Swedish psychiatrist and sexologist (born 1935)

Lars Gustaf Adolf Ullerstam (born April 22, 1935) in Vanersborg, Sweden, is a psychiatrist, sexologist, and author best known for his 1964 book, De erotiska minoritertena (released in the United States in 1966 under the title, The Erotic Minorities.) In Sweden, Ullerstam was one of the most influential figures arguing for sexual liberation of the 1960s. The book, as of 2015, had been translated into 8 languages.

== The Erotic Minorities ==
The Erotic Minorities argued against the concept of perversion as a category.
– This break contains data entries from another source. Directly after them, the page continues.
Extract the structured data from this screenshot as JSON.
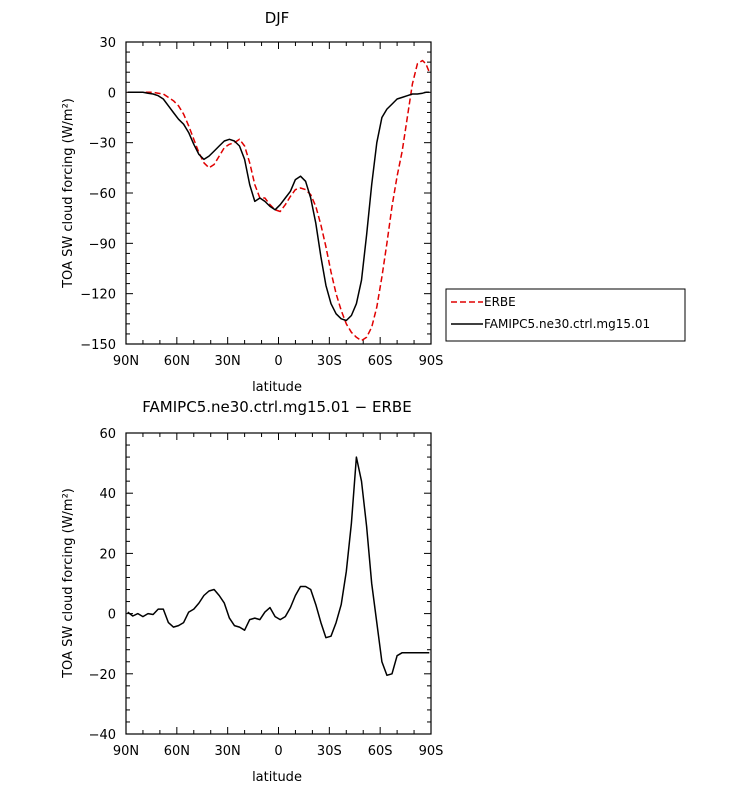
{
  "chart_data": [
    {
      "type": "line",
      "title": "DJF",
      "xlabel": "latitude",
      "ylabel": "TOA SW cloud forcing (W/m²)",
      "xlim": [
        90,
        -90
      ],
      "ylim": [
        -150,
        30
      ],
      "xtick_values": [
        90,
        60,
        30,
        0,
        -30,
        -60,
        -90
      ],
      "xtick_labels": [
        "90N",
        "60N",
        "30N",
        "0",
        "30S",
        "60S",
        "90S"
      ],
      "ytick_values": [
        30,
        0,
        -30,
        -60,
        -90,
        -120,
        -150
      ],
      "ytick_labels": [
        "30",
        "0",
        "−30",
        "−60",
        "−90",
        "−120",
        "−150"
      ],
      "legend_position": "right",
      "series": [
        {
          "name": "ERBE",
          "color": "#e00000",
          "dash": "dashed",
          "x": [
            89,
            86,
            83,
            80,
            77,
            74,
            71,
            68,
            65,
            62,
            59,
            56,
            53,
            50,
            47,
            44,
            41,
            38,
            35,
            32,
            29,
            26,
            23,
            20,
            17,
            14,
            11,
            8,
            5,
            2,
            -1,
            -4,
            -7,
            -10,
            -13,
            -16,
            -19,
            -22,
            -25,
            -28,
            -31,
            -34,
            -37,
            -40,
            -43,
            -46,
            -49,
            -52,
            -55,
            -58,
            -61,
            -64,
            -67,
            -70,
            -73,
            -76,
            -79,
            -82,
            -85,
            -87,
            -89
          ],
          "values": [
            0,
            0,
            0,
            0,
            0,
            0,
            -0.5,
            -1,
            -3,
            -5,
            -8,
            -13,
            -20,
            -28,
            -36,
            -42,
            -45,
            -43,
            -38,
            -33,
            -31,
            -30,
            -28,
            -32,
            -42,
            -55,
            -63,
            -63,
            -67,
            -70,
            -71,
            -67,
            -62,
            -58,
            -57,
            -58,
            -61,
            -68,
            -79,
            -92,
            -107,
            -120,
            -130,
            -138,
            -143,
            -146,
            -148,
            -146,
            -140,
            -128,
            -110,
            -90,
            -68,
            -50,
            -35,
            -15,
            5,
            17,
            19,
            17,
            12
          ]
        },
        {
          "name": "FAMIPC5.ne30.ctrl.mg15.01",
          "color": "#000000",
          "dash": "solid",
          "x": [
            89,
            86,
            83,
            80,
            77,
            74,
            71,
            68,
            65,
            62,
            59,
            56,
            53,
            50,
            47,
            44,
            41,
            38,
            35,
            32,
            29,
            26,
            23,
            20,
            17,
            14,
            11,
            8,
            5,
            2,
            -1,
            -4,
            -7,
            -10,
            -13,
            -16,
            -19,
            -22,
            -25,
            -28,
            -31,
            -34,
            -37,
            -40,
            -43,
            -46,
            -49,
            -52,
            -55,
            -58,
            -61,
            -64,
            -67,
            -70,
            -73,
            -76,
            -79,
            -82,
            -85,
            -87,
            -89
          ],
          "values": [
            0,
            0,
            0,
            0,
            -0.5,
            -1,
            -2,
            -4,
            -8,
            -12,
            -16,
            -19,
            -24,
            -31,
            -37,
            -40,
            -38,
            -35,
            -32,
            -29,
            -28,
            -29,
            -32,
            -40,
            -55,
            -65,
            -63,
            -65,
            -68,
            -70,
            -67,
            -63,
            -59,
            -52,
            -50,
            -53,
            -63,
            -78,
            -98,
            -115,
            -126,
            -132,
            -135,
            -136,
            -133,
            -126,
            -112,
            -85,
            -55,
            -30,
            -15,
            -10,
            -7,
            -4,
            -3,
            -2,
            -1,
            -1,
            -0.5,
            0,
            0
          ]
        }
      ]
    },
    {
      "type": "line",
      "title": "FAMIPC5.ne30.ctrl.mg15.01  −  ERBE",
      "xlabel": "latitude",
      "ylabel": "TOA SW cloud forcing (W/m²)",
      "xlim": [
        90,
        -90
      ],
      "ylim": [
        -40,
        60
      ],
      "xtick_values": [
        90,
        60,
        30,
        0,
        -30,
        -60,
        -90
      ],
      "xtick_labels": [
        "90N",
        "60N",
        "30N",
        "0",
        "30S",
        "60S",
        "90S"
      ],
      "ytick_values": [
        60,
        40,
        20,
        0,
        -20,
        -40
      ],
      "ytick_labels": [
        "60",
        "40",
        "20",
        "0",
        "−20",
        "−40"
      ],
      "series": [
        {
          "color": "#000000",
          "dash": "solid",
          "x": [
            89,
            86,
            83,
            80,
            77,
            74,
            71,
            68,
            65,
            62,
            59,
            56,
            53,
            50,
            47,
            44,
            41,
            38,
            35,
            32,
            29,
            26,
            23,
            20,
            17,
            14,
            11,
            8,
            5,
            2,
            -1,
            -4,
            -7,
            -10,
            -13,
            -16,
            -19,
            -22,
            -25,
            -28,
            -31,
            -34,
            -37,
            -40,
            -43,
            -46,
            -49,
            -52,
            -55,
            -58,
            -61,
            -64,
            -67,
            -70,
            -73,
            -76,
            -79,
            -82,
            -85,
            -87,
            -89
          ],
          "values": [
            0.5,
            -0.8,
            0,
            -1,
            0,
            -0.3,
            1.5,
            1.5,
            -3,
            -4.5,
            -4,
            -3,
            0.5,
            1.5,
            3.5,
            6,
            7.5,
            8,
            6,
            3.5,
            -1.5,
            -4,
            -4.5,
            -5.5,
            -2,
            -1.5,
            -2,
            0.5,
            2,
            -1,
            -2,
            -1,
            2,
            6,
            9,
            9,
            8,
            3,
            -3,
            -8,
            -7.5,
            -3,
            3,
            14,
            30,
            52,
            44,
            29,
            10,
            -3,
            -16,
            -20.5,
            -20,
            -14,
            -13,
            -13,
            -13,
            -13,
            -13,
            -13,
            -13
          ]
        }
      ]
    }
  ]
}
While he defended homosexuality, most of the content of his book centered around other sexual practices and desires, such as pedophilia, zoophilia, prostitution, necrophilia, and BDSM. Ullerstam argued for state-backed brothels as mental health care, claiming that framing prostitution in this way would create "sexual Samaritans" who would staff the brothels. He accepted the criminalization of pedophilia, but did not believe that it was possible for pedophiles to repress their desires and believed that it was only conditioning that made pedophilia wrong. Ullerstam also argued against the restriction of pornography.